In order to give a better explanation for neurological diseases of our brain's dopamine (DA) processing areas such as the basal ganglia and the many side effects that today's clinical treatments cause, we should aim to understand these networks' activity dynamics, learning paradigms, and single-spike timing features from an information processing perspective. By increasing our knowledge of the neural spike code to a depth where we can understand and truly decode multisite electrophysiological recordings of spiking networks, we will be able to devise more informed treatments of many neurological disorders in the future. For example, the exact effect that dopamine has on synaptic transmission in a spiking network is still largely unknown, and many biological studies have arrived at inconclusive or opposing conclusions.

While the application of (dopaminergic) reinforcement into a plastic neural network by three-factor learning rules can help to explain the influences in training outcome that varying activity of dopaminergic cells in the SNc/VTA seem to have, this broad multiplication is biologically questionable and does not account for instant dopamine-dependent changes of network activity during glutamatergic inputs, as the fast timescale of activity changes can not be the result of slow plasticity processes (e.g.
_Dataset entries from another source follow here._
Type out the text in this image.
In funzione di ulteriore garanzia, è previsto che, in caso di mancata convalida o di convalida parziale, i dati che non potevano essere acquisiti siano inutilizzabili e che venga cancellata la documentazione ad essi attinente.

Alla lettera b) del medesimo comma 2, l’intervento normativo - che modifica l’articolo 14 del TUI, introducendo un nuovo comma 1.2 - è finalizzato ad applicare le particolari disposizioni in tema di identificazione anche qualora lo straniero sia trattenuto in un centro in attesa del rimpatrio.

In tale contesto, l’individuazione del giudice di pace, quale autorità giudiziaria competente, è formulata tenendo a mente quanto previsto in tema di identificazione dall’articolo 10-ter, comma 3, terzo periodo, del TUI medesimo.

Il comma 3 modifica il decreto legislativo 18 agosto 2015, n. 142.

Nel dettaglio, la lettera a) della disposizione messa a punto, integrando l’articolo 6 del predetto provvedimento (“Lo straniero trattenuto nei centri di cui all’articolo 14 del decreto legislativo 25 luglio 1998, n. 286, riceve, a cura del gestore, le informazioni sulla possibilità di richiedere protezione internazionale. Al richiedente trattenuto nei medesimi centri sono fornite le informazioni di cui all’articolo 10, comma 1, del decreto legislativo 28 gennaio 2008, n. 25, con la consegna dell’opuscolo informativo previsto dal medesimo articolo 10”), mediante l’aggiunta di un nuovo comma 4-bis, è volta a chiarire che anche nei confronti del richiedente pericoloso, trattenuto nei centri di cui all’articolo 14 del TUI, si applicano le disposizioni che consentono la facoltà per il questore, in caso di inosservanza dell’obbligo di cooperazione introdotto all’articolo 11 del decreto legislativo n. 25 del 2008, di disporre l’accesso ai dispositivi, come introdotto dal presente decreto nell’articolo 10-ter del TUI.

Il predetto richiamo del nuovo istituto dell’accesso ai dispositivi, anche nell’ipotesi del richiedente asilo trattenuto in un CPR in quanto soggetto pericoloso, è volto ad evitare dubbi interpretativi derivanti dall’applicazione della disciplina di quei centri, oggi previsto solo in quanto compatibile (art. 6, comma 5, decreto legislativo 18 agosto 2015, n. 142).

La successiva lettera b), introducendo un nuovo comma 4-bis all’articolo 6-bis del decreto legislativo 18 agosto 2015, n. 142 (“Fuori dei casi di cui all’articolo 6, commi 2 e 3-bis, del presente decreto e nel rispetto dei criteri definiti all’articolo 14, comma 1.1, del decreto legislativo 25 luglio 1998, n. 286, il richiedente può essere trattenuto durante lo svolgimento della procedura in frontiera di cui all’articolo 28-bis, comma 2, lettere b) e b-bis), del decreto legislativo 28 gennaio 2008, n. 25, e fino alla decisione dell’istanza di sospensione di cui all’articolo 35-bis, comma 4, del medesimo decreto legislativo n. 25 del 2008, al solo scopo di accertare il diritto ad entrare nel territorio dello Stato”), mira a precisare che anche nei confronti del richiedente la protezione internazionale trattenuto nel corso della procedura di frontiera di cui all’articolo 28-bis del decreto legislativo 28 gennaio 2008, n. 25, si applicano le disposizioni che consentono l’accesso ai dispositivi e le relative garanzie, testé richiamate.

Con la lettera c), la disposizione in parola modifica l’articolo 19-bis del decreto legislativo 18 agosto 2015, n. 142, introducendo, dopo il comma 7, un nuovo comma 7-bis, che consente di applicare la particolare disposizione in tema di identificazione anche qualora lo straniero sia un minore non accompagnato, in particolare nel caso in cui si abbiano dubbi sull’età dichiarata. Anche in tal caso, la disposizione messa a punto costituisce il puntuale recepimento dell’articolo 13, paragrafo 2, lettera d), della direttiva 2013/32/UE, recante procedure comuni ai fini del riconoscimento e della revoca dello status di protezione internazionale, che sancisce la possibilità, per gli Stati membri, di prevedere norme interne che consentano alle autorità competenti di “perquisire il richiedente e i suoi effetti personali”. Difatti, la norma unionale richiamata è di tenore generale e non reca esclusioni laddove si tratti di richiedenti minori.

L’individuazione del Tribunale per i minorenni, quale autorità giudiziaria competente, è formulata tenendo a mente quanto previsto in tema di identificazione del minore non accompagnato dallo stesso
R-STDP).

In my talk, I will present a unifying view on how opposing observations of neuromodulation may affect a spiking neural network, and suggest possible directions for further experimental curiosity. Instead of modelling changes of network activity as the result of slow DA-dependent weight changes, I show how DA-modulated synaptic efficacy may lead to both instant changes in postsynaptic activity and influence overall learning outcome.